Folgende, allgemeine Erkenntnisse gibt es:

  • Die Wahlbeteiligung ist auf ein Rekordtief gesunken. 74,9% sind der klare, historische Tiefstwert in der 2. Republik. Dass das für die Demokratie schlecht ist, ist selbstredend.
    Die meisten der neuen Nichtwähler haben wohl aus Ignoranz oder aus Resignation auf ihr Wahlrecht verzichtet.
    Besonders schockierend sind jedoch mehrere Nichtwähler-Initiativen aus der politisch kritischen Szene. Anstatt ihren Beitrag zu leisten, dass Parteien gestärkt werden, die sich z.B. für mehr direkte Demokratie einsetzen so stärken sie durch ihre Wahlverweigerung die an der Macht befindlichen Blockierer.
    Positiv ist aber auf jeden Fall, dass bei denjenigen Menschen, die zur Wahl gegangen sind, ein deutlicher Trend weg von den alten Parteien hin zu neuen Gruppierungen eingesetzt hat.
  • Statistische Auffälligkeiten:
    -) Wie schon erwähnt ist die Wahlbeteiligung so niedrig wie noch nie gelegen
    -) Noch nie zuvor sind bei einer Wahl 6 Parteien durch die Bürger ins Parlament gewählt worden
    -) Und noch nie zuvor haben Rot und Schwarz so wenige Stimmen erhalten, sie liegen zusammen nur wenige Zehntel über der 50% Marke
  • Die Stammklientel von SPÖ und ÖVP ist dieses Mal noch groß genug gewesen, um den alten Parteien noch einmal eine Mehrheit zu bescheren. Doch selbst ohne große Skandale ist es mit sehr hoher Wahrscheinlichkeit das letzt Mal für Rot-Schwarz.
  • Pensionisten sind die letzten verlässlichen Stammwähler, durch sie ist sich die Mehrheit für SPÖ und ÖVP noch einmal ausgegangen. Doch alleine schon durch den natürlichen Tod dieser Wähler wird sich das Ergebnis bei den nächsten Wahlen ändern.

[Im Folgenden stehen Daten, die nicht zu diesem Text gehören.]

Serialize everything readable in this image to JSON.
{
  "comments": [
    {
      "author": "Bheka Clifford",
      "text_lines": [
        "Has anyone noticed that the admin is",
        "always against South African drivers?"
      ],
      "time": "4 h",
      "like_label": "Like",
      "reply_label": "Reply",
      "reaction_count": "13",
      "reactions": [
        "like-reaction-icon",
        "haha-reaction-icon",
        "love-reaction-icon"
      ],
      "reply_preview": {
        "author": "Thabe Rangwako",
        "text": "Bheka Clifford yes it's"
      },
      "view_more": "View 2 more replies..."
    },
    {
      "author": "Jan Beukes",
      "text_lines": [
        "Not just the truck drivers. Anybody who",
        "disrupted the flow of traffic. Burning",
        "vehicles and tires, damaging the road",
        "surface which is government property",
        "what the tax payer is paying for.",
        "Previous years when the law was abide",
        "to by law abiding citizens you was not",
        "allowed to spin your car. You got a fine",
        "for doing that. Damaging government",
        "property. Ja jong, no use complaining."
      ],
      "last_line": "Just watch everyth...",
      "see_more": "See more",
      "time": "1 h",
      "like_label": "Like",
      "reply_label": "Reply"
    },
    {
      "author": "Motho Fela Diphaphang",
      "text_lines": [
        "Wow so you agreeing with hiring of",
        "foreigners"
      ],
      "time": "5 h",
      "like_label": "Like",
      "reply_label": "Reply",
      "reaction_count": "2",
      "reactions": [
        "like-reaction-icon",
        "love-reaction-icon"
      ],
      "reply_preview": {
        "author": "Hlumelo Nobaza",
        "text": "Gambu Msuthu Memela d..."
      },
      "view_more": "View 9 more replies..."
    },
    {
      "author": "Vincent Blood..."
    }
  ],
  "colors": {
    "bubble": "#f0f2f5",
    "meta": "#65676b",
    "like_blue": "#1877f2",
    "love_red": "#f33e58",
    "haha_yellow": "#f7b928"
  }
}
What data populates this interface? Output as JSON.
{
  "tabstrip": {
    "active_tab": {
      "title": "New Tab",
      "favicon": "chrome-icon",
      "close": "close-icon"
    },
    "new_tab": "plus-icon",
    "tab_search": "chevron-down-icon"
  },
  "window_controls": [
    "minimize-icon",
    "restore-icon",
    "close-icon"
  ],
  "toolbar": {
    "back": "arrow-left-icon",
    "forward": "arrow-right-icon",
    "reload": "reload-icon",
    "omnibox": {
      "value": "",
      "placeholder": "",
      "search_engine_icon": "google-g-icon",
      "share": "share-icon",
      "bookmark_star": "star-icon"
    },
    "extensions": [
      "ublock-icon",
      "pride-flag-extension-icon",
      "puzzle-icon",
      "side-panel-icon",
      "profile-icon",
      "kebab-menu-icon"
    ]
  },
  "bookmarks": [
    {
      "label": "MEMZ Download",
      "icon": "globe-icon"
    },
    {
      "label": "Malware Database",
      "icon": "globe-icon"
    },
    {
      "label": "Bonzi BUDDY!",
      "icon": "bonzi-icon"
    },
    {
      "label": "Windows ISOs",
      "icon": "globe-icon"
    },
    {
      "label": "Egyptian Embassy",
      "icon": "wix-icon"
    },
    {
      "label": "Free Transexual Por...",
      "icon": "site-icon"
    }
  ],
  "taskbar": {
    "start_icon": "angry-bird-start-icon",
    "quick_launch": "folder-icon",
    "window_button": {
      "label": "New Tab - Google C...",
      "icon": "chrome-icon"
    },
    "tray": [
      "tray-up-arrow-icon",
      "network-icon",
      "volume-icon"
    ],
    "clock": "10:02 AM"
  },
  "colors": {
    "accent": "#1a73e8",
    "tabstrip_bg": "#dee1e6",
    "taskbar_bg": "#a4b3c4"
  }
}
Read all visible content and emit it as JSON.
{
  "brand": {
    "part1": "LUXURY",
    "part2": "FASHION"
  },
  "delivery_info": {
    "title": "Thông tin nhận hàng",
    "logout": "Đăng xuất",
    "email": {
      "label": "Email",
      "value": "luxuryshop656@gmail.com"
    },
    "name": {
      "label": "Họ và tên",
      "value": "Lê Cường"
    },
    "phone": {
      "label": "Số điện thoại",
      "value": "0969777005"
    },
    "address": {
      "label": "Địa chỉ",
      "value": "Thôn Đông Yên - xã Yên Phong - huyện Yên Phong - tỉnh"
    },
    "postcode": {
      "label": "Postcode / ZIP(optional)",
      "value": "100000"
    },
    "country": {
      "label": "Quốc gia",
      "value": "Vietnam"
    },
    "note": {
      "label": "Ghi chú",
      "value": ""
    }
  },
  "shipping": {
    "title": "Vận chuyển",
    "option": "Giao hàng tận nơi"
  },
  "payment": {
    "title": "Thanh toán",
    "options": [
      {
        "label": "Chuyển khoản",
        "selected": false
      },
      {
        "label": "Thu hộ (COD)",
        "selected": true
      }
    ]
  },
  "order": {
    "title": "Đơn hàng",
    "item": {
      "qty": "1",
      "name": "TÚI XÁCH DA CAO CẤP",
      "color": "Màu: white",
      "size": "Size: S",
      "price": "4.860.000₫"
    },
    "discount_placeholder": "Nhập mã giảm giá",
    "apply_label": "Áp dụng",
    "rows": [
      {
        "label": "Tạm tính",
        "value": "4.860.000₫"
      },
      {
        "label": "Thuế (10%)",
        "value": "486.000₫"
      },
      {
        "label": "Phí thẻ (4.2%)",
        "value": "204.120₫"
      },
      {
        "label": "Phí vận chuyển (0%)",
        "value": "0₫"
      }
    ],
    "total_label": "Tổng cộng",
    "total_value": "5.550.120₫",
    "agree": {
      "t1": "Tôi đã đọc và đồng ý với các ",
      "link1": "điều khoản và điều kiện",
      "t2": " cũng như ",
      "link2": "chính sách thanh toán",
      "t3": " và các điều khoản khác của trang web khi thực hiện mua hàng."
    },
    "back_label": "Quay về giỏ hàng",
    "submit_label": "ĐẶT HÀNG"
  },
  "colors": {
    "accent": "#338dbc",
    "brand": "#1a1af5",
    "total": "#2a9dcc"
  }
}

  • Die jungen Menschen wählen deutlich anders, bei ihnen sind SPÖ, ÖVP, FPÖ und Grüne fast gleich stark, die anderen Parteien meistens auch stärker als bei der Durchschnittsbevölkerung.
  • Rot und Schwarz können froh sein, dass die Steiermark nicht das Modell für Österreich gewesen ist. Durch Gemeinde-Zwangsfusionen, Pflegeregress & Co. haben die selbst ernannten "Reformpartner" sowohl Bürger als auch die eigenen Gemeindemandatare verprellt. Ergebnis waren rund doppelt so hohe Stimmverluste wie im Bundesschnitt.
  • Lokalmatadore "ziehen" bei den Wählern:
    Der Vorarlberger Matthias Strolz hat den Neos im Ländle mit 13,1% ebenso das beste Bundesland-Ergebnis gebracht wie der Kärntner Josef Bucher mit 10,8% für das BZÖ im südlichsten Bundesland und der gebürtige Steirer Frank Stronach mit 10% in der grünen Mark.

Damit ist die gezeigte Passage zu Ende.